The DMA drumbeat I'm observing is opposite of what ReaperSMS posited, though:

0 - read
1 - write
2 - read
3 - write
4 - read
...

RDY assertion is delayed if the CPU is writing. Period. If the DMA drumbeat is on a read cycle when the CPU is done writing, the DMC DMA will take three cycles. If the DMA drumbeat is on a write cycle when the CPU is done writing, the DMC DMA will take four cycles.

Maybe I'm just a victim of misinterpretation -- definitely happens often enough to me.

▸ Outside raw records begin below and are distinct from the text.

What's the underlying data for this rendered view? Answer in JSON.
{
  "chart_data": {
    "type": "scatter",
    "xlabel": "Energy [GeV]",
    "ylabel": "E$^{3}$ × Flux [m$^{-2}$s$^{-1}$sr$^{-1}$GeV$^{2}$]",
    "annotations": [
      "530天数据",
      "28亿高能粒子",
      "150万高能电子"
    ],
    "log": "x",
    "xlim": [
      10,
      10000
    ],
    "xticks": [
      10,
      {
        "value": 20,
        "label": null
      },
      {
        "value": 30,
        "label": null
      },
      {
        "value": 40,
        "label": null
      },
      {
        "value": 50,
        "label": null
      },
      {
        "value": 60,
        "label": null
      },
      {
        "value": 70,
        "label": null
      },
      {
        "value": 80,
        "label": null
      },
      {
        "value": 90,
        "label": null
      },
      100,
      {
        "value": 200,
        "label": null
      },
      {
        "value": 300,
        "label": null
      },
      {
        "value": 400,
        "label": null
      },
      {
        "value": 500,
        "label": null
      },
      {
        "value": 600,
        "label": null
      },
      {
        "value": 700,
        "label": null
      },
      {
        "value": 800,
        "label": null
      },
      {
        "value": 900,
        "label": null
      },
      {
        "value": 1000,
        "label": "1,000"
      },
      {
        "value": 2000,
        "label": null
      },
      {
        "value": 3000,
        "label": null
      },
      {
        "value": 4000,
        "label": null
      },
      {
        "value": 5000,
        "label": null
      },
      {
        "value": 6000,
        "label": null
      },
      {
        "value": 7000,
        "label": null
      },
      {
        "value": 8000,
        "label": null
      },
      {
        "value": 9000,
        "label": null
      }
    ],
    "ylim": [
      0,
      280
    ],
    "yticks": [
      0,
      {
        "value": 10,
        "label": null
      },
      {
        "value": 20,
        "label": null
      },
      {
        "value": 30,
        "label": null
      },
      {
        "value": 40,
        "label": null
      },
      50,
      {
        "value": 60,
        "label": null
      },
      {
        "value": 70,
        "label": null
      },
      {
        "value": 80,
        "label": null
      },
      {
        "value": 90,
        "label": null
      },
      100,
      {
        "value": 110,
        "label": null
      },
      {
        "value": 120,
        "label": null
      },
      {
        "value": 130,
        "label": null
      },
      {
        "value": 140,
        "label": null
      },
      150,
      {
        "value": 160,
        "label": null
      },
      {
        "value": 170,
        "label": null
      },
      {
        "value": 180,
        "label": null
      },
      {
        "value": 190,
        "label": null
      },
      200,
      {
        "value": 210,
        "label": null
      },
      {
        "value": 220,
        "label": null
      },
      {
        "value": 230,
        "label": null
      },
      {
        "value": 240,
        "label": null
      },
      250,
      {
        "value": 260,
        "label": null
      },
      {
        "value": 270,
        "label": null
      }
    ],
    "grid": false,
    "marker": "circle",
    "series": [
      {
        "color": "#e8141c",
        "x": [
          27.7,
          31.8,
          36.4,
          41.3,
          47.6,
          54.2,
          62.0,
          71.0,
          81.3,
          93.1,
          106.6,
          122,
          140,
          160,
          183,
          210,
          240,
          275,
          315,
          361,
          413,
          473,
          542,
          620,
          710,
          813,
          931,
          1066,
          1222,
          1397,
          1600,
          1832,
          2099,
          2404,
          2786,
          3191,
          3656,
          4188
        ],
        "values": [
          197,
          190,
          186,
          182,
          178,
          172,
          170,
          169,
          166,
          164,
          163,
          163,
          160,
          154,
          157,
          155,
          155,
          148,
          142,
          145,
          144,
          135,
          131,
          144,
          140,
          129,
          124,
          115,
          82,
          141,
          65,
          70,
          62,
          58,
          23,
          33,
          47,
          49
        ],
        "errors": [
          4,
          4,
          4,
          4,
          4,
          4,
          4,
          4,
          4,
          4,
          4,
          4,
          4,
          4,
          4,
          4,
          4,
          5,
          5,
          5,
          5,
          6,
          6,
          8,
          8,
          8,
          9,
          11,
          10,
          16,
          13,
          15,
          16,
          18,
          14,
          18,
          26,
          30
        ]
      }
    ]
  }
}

My interpretation of the DMC DMA 'idea' has always been that RDY is driven to the 6502 *then* a wait for up to three writes occurs. Since I've seen that the cycles where RDY is asserted varies from 3-4 with the last cycle being the memory read for the DMA, it cannot be the case that RDY assertion is holding off for "up to three CPU writes". That's done by the 'pre RDY assertion' phase.